# How to put a delay in execution in a C program?



## ionicsachin (Sep 11, 2009)

Hiii,
I wanted to know how to put a delay of milliseconds or seconds at any step in a C program. On googling i came across sleep(), but its not a standard C funtion. Any suggestions?


----------



## lucifer_is_back (Sep 11, 2009)

AFAIK there is no such standard function for putting delay 
u have to be platform specific in this case


----------



## clmlbx (Sep 11, 2009)

#include "stdio.h"
#include "time.h"
int main(void){
struct timespec t;
t.tv_sec = 0;
t.tv_nsec = 500000000;
while(1){
printf("Hello world!\n");
nanosleep(&t,NULL);
}
return 0;
}


NOT THAT GOOD IN C .. This I have copied from somewhere else


----------



## xmentrio (Sep 11, 2009)

There is also delay(int msec) function in dos.h.
Try using it. It works.
-----------------------------------------
Posted again:
-----------------------------------------
There is also delay(int msec) function in dos.h.
Try using it.
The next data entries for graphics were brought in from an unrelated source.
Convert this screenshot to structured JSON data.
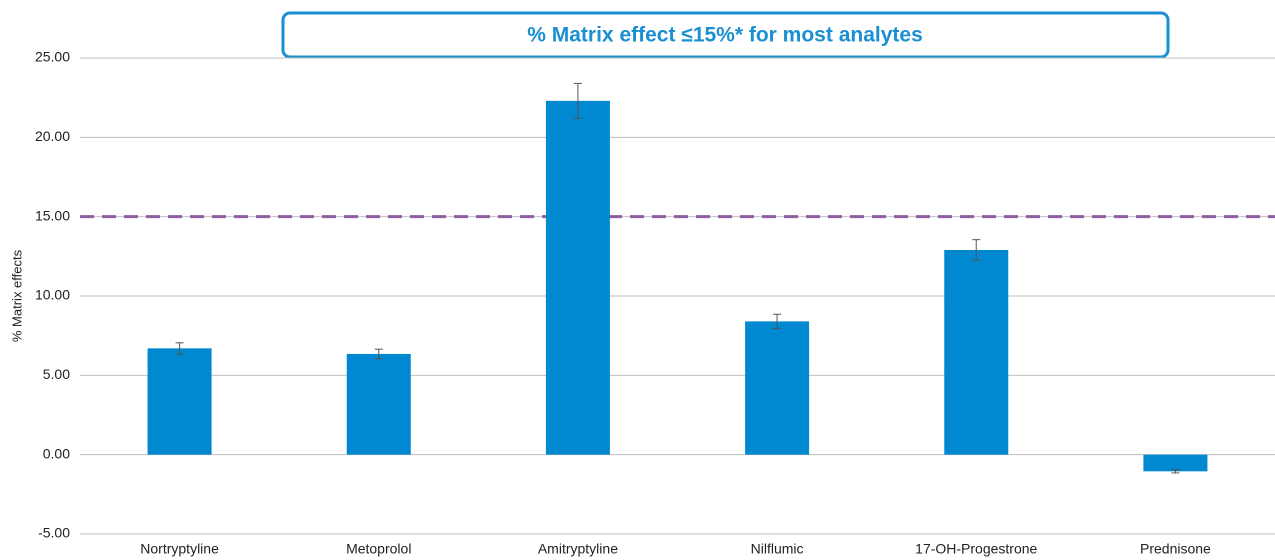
{
  "chart_data": {
    "type": "bar",
    "title": "% Matrix effect  ≤15%* for most analytes",
    "y_label": "% Matrix effects",
    "categories": [
      "Nortryptyline",
      "Metoprolol",
      "Amitryptyline",
      "Nilflumic",
      "17-OH-Progestrone",
      "Prednisone"
    ],
    "values": [
      6.7,
      6.35,
      22.3,
      8.4,
      12.9,
      -1.05
    ],
    "errors": [
      0.35,
      0.3,
      1.1,
      0.45,
      0.65,
      0.1
    ],
    "color": "#0088d1",
    "ylim": [
      -5,
      25
    ],
    "yticks": [
      {
        "value": -5,
        "label": "-5.00"
      },
      {
        "value": 0,
        "label": "0.00"
      },
      {
        "value": 5,
        "label": "5.00"
      },
      {
        "value": 10,
        "label": "10.00"
      },
      {
        "value": 15,
        "label": "15.00"
      },
      {
        "value": 20,
        "label": "20.00"
      },
      {
        "value": 25,
        "label": "25.00"
      }
    ],
    "grid": true,
    "reference_line": {
      "value": 15,
      "color": "#8e5ea2"
    }
  }
}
It works.


----------



## pr.itdude (Sep 11, 2009)

^^ +1
just include <dos.h>

and u can use this function "delay()" anywhere in any standard C program.


----------



## lucifer_is_back (Sep 13, 2009)

pr.itdude said:


> ^^ +1
> just include <dos.h>
> 
> and u can use this function "delay()" anywhere in *any standard C program*.


----------



## ashik.thomas (Sep 28, 2009)

Hai,
You can use delay(int n) defined in dos.h


----------



## vamsi360 (Sep 28, 2009)

are you looking in Debugginh case?

using Visual C++ you have more ease with debugging. Or use Geany and Mingw in Windows or Geany and gcc in Linux.


----------



## anuvrat_parashar (Sep 28, 2009)

pr.itdude said:


> ^^ +1
> just include <dos.h>
> 
> and u can use this function "delay()" anywhere in any standard C program.


I think this one will only work for Turbo C/C++ compiler.


----------



## ruturaj3 (Sep 29, 2009)

yes, delay() function works well, u can used it in drawing animation or displaying msg, like calculating result and then after delay display d result. 
Instead of directly printing output.


----------